The purpose of history matching is to achieve geological realizations calibrated to the historical performance of the reservoir. For complex geological structures it is usually intractable to run tens of thousands of full reservoir simulation to trace the most probable geological model. Hence the inadequacy of the history-matching results frequently leads to poor estimation of the true model and high uncertainty in production forecasting. Reduced-order modeling procedures, which have been applied in many application areas including reservoir simulation, represent a promising means for constructing efficient surrogate models.
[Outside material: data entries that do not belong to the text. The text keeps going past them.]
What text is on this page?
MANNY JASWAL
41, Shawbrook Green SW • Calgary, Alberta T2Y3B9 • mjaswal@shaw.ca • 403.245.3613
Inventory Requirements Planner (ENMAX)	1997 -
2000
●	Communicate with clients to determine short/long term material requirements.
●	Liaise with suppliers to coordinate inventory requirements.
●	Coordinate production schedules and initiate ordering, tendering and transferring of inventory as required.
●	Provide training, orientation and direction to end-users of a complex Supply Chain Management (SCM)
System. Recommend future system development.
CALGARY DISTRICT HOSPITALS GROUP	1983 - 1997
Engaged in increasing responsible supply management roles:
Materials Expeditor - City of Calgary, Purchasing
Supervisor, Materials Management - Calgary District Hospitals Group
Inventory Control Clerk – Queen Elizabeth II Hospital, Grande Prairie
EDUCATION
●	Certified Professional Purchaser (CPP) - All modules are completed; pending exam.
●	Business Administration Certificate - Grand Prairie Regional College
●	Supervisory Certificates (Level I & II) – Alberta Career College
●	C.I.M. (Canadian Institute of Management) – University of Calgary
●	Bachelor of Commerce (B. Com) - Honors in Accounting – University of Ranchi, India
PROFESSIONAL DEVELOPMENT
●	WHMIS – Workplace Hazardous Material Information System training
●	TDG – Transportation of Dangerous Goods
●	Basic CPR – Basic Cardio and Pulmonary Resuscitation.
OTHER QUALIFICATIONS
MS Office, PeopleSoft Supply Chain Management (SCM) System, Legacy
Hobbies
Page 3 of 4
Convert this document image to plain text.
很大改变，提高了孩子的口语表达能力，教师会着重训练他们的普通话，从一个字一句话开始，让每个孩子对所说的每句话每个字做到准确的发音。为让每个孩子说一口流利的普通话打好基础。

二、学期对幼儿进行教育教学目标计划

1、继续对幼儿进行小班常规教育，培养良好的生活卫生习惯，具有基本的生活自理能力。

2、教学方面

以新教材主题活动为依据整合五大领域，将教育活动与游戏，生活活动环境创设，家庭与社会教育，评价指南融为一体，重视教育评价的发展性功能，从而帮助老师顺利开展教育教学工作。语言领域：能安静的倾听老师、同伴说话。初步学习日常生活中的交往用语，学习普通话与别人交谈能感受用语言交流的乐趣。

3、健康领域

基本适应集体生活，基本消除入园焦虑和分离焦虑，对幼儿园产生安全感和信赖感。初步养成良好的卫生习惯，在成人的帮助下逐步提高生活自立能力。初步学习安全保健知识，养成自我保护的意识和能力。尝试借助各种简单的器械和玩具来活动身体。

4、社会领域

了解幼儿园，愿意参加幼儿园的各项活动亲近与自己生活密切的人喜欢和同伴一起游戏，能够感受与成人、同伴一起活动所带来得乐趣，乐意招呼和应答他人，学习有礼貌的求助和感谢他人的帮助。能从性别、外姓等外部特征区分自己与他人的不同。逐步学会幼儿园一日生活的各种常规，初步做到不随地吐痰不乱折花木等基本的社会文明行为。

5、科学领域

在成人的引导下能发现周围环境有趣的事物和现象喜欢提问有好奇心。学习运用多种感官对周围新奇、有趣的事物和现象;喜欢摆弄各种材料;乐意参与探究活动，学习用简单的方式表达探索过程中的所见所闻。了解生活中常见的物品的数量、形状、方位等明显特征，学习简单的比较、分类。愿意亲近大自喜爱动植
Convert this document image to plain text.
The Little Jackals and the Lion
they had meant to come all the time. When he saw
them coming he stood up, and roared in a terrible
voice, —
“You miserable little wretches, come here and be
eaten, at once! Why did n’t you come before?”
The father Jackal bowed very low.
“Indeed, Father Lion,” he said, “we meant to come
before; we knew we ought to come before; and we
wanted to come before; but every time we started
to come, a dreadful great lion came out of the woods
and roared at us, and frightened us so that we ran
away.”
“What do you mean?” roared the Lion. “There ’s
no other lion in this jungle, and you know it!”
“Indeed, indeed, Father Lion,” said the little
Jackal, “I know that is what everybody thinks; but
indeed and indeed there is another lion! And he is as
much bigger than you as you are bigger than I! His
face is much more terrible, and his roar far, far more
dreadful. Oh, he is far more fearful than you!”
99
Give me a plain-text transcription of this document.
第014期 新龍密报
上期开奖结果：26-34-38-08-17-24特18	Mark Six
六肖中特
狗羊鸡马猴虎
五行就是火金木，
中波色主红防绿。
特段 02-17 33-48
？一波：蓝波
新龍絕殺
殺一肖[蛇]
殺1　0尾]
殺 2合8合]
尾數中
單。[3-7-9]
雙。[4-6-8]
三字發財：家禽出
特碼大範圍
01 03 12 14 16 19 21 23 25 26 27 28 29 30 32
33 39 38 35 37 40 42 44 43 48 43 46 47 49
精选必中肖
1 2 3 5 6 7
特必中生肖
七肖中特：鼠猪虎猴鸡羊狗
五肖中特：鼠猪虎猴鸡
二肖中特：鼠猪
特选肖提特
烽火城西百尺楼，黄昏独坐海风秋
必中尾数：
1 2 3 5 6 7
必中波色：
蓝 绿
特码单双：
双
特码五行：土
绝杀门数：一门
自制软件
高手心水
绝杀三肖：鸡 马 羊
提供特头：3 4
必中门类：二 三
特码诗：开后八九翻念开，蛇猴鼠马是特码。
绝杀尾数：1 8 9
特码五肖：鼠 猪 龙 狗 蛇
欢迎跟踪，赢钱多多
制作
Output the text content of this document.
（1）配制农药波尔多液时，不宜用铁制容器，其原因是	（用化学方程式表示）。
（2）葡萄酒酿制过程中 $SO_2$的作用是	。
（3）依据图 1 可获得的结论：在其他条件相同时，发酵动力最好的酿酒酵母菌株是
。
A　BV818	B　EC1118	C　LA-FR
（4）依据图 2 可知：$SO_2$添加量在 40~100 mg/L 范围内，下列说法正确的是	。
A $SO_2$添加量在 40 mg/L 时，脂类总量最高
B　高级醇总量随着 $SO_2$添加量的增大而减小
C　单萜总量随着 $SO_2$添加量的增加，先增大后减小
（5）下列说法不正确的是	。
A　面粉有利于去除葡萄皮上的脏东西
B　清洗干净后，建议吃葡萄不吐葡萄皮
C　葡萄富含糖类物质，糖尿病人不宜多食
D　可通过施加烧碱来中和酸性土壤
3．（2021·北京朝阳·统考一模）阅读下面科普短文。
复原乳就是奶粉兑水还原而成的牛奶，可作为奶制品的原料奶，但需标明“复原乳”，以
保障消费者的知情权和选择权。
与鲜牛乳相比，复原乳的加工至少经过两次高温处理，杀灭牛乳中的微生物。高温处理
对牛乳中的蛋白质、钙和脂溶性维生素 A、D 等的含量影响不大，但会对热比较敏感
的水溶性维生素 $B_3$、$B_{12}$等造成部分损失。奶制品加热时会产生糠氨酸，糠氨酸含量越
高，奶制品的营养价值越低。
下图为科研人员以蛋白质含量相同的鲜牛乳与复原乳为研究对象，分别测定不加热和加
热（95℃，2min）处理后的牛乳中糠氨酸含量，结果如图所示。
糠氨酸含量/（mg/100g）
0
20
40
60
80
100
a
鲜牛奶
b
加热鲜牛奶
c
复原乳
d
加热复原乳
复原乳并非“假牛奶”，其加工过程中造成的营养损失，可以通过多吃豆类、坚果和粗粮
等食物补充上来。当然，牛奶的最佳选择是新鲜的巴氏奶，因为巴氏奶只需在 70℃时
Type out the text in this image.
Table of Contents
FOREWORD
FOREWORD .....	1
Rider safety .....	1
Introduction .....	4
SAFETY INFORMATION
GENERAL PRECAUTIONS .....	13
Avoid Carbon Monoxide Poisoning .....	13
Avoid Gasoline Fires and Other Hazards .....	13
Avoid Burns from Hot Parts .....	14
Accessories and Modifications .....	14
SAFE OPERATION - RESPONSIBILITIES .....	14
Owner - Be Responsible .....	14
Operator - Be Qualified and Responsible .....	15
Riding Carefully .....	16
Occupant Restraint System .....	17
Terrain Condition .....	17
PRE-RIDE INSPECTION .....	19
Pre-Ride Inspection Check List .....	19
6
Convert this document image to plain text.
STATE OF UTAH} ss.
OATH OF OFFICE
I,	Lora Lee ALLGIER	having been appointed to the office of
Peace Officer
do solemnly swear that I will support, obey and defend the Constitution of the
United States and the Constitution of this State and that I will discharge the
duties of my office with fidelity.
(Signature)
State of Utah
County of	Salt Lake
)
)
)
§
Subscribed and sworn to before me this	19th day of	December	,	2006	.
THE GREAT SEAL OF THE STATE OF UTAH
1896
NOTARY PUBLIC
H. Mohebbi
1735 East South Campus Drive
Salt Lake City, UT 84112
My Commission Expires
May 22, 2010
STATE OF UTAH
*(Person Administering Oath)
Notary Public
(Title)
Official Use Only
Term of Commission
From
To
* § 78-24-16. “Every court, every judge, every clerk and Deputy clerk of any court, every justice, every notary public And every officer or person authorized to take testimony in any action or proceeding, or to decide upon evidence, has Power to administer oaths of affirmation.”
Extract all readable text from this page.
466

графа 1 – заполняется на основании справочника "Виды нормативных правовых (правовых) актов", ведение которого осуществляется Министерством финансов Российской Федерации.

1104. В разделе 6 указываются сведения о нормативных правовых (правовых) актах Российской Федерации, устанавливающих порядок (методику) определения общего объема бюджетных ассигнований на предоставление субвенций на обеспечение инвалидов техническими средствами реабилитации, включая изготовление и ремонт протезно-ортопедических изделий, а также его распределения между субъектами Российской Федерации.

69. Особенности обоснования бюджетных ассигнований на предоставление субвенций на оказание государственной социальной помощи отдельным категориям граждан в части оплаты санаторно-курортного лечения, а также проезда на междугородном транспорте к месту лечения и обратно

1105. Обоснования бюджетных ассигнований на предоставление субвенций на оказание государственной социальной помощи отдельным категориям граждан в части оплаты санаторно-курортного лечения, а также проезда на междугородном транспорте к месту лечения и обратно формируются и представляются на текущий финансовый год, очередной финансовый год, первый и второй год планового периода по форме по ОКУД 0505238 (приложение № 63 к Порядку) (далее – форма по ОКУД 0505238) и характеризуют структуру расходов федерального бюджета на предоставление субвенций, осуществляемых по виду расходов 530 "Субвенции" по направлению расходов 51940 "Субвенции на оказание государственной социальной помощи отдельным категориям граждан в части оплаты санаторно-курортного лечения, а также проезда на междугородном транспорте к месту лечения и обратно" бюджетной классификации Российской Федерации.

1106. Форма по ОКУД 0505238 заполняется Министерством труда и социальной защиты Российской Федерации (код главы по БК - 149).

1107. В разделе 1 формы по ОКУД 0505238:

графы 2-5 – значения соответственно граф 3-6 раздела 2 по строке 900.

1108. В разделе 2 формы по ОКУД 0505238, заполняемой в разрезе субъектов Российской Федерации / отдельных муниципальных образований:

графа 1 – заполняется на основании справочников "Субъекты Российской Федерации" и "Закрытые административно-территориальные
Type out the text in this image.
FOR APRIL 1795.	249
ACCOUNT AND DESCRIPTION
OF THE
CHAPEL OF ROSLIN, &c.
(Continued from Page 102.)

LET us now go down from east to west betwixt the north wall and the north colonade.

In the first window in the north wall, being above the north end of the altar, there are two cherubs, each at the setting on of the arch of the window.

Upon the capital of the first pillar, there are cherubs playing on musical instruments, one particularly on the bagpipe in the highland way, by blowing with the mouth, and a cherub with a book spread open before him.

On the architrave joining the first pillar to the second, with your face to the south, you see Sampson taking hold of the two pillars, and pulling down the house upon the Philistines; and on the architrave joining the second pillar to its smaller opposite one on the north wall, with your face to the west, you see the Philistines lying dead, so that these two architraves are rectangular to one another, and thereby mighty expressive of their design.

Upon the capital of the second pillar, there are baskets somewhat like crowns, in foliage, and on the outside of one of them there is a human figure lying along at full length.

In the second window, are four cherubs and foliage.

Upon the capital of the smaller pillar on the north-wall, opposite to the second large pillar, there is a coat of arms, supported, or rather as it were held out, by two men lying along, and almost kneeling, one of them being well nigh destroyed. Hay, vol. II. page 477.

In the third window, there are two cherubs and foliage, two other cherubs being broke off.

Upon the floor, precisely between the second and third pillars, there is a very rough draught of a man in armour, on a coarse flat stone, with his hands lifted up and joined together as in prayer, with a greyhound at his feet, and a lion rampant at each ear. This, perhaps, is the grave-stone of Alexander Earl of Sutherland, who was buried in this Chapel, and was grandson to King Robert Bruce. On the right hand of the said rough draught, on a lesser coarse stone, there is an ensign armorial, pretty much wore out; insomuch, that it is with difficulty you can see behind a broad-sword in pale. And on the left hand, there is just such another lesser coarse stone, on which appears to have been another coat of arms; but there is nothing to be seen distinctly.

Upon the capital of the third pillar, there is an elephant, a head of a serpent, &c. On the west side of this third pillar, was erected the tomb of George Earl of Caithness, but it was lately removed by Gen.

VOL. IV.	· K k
Nonlinear dimensionality reduction techniques allow for encapsulating the high-resolution complex geological description of reservoir into a low-dimensional subspace, which significantly reduces number of unknowns and provides an efficient way to construct a proxy model based on the the reduced-dimension parameters.
Polynomial Chaos Expansions (PCE) is a powerful tool to quantify uncertainty in dynamical system when there is probabilistic uncertainty in the system parameters. In reservoir simulation it has been shown to be more accurate and efficient compared to traditional experimental design (ED). PCEs have a significant advantage over other response surfaces as the convergence to the true probability distribution is proved when the order of the PCE is increased. Accordingly PCE proxy can be used as the pseudo-simulator to represent the surface responses of the uncertain variables. When the objective and constraints of a reservoir model is described by multivariate polynomial functions, there are very efficient algorithms to compute the global solutions. We have developed a workflow at which incorporates PCE to find the global minimum of the misfit surface and assess the uncertainty associated with. The accuracy of the PCE proxy increases with the additional trial runs of the reservoir simulator.
We conduct a two dimensional synthetic case study of a fluvial channel as well as a real field example to demonstrate the effectiveness of this approach. Kernel Principal Component Analysis (KPCA) is used to parameterize the complex geological structure. The study has revealed useful reservoir information and delivered more reliable production forecasts.
PCE-based history match enhances the quality and efficiency of the estimation of the most probable geological model and improve the confidence interval of production forecasts.